El envío de armas pesadas occidentales –incluida aviación– a Ucrania, que en marzo era descartado por el presidente Biden (“porque eso se llamaría tercera guerra mundial”, dijo), está ahora en todos los cálculos. El Parlamento Europeo ha llamado a arrollar a Rusia militarmente con esos recursos facilitados por la OTAN. Se ignora olímpicamente lo que era el propio plan de batalla en Europa de la Alianza militar occidental durante la guerra fría.

A causa de la superioridad convencional de la URSS, el plan de Moscú para el caso de una guerra era llegar en 48 horas al Paso de Calais con sus divisiones acorazadas, que entonces estaban destacadas en Alemania del Este, Checoslovaquia y Hungría. Para contener aquel previsto rodillo, el plan de guerra de la OTAN era detenerlo con armas nucleares tácticas para ganar las dos o tres semanas necesarias para que el grueso del ejército de Estados Unidos pudiera desembarcar en Europa y equilibrar la situación. Ahora, en la tele rusa se habla abiertamente de tal escenario, pero a la inversa: para el caso de que el ejército ruso sea arrollado por la OTAN, cuya superioridad militar es aplastante y su presupuesto militar, sumado, más de diecisiete veces el de Rusia.

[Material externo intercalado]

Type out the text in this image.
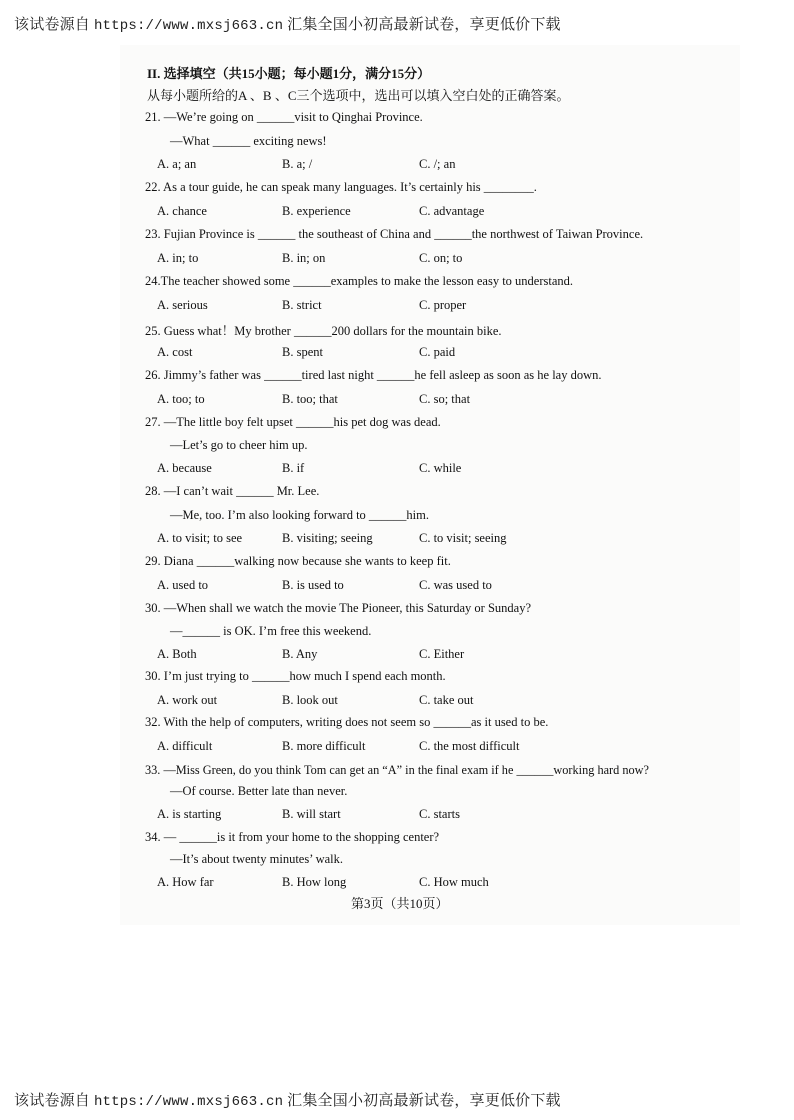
该试卷源自 https://www.mxsj663.cn 汇集全国小初高最新试卷，享更低价下载
II. 选择填空（共15小题；每小题1分，满分15分）
从每小题所给的A 、B 、C三个选项中，选出可以填入空白处的正确答案。
21. —We’re going on ______visit to Qinghai Province.
—What ______ exciting news!
A. a; an	B. a; /	C. /; an
22. As a tour guide, he can speak many languages. It’s certainly his ________.
A. chance	B. experience	C. advantage
23. Fujian Province is ______ the southeast of China and ______the northwest of Taiwan Province.
A. in; to	B. in; on	C. on; to
24.The teacher showed some ______examples to make the lesson easy to understand.
A. serious	B. strict	C. proper
25. Guess what！My brother ______200 dollars for the mountain bike.
A. cost	B. spent	C. paid
26. Jimmy’s father was ______tired last night ______he fell asleep as soon as he lay down.
A. too; to	B. too; that	C. so; that
27. —The little boy felt upset ______his pet dog was dead.
—Let’s go to cheer him up.
A. because	B. if	C. while
28. —I can’t wait ______ Mr. Lee.
—Me, too. I’m also looking forward to ______him.
A. to visit; to see	B. visiting; seeing	C. to visit; seeing
29. Diana ______walking now because she wants to keep fit.
A. used to	B. is used to	C. was used to
30. —When shall we watch the movie The Pioneer, this Saturday or Sunday?
—______ is OK. I’m free this weekend.
A. Both	B. Any	C. Either
30. I’m just trying to ______how much I spend each month.
A. work out	B. look out	C. take out
32. With the help of computers, writing does not seem so ______as it used to be.
A. difficult	B. more difficult	C. the most difficult
33. —Miss Green, do you think Tom can get an “A” in the final exam if he ______working hard now?
—Of course. Better late than never.
A. is starting	B. will start	C. starts
34. — ______is it from your home to the shopping center?
—It’s about twenty minutes’ walk.
A. How far	B. How long	C. How much
第3页（共10页）
该试卷源自 https://www.mxsj663.cn 汇集全国小初高最新试卷，享更低价下载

Actualmente la iniciativa militar en el terreno de batalla la tienen los rusos, con un lento avance destinado a consolidar su ocupación de alrededor del 20% del territorio nacional de Ucrania. El gobierno de Kiev propugna la reconquista de todo eso y anuncia una ofensiva en primavera para reconquistar Crimea, algo del todo imposible a menos que la OTAN se implique directamente, como piden los socios más insensatos (Polonia a la cabeza) y como propiciaría una provocación, por ejemplo en Moldavia. En ese escenario, si caen misiles noratlánticos sobre Crimea o Moscú, hay que ser conscientes de que también podrían caer sobre Bruselas, Varsovia o Bucarest. Y a partir de ahí, cualquier cosa sería posible.

Todo esto dicta el sentido común de detener inmediatamente la actual espiral bélica y negociar, independientemente del juicio y diagnóstico que se haga sobre las responsabilidades de esta guerra.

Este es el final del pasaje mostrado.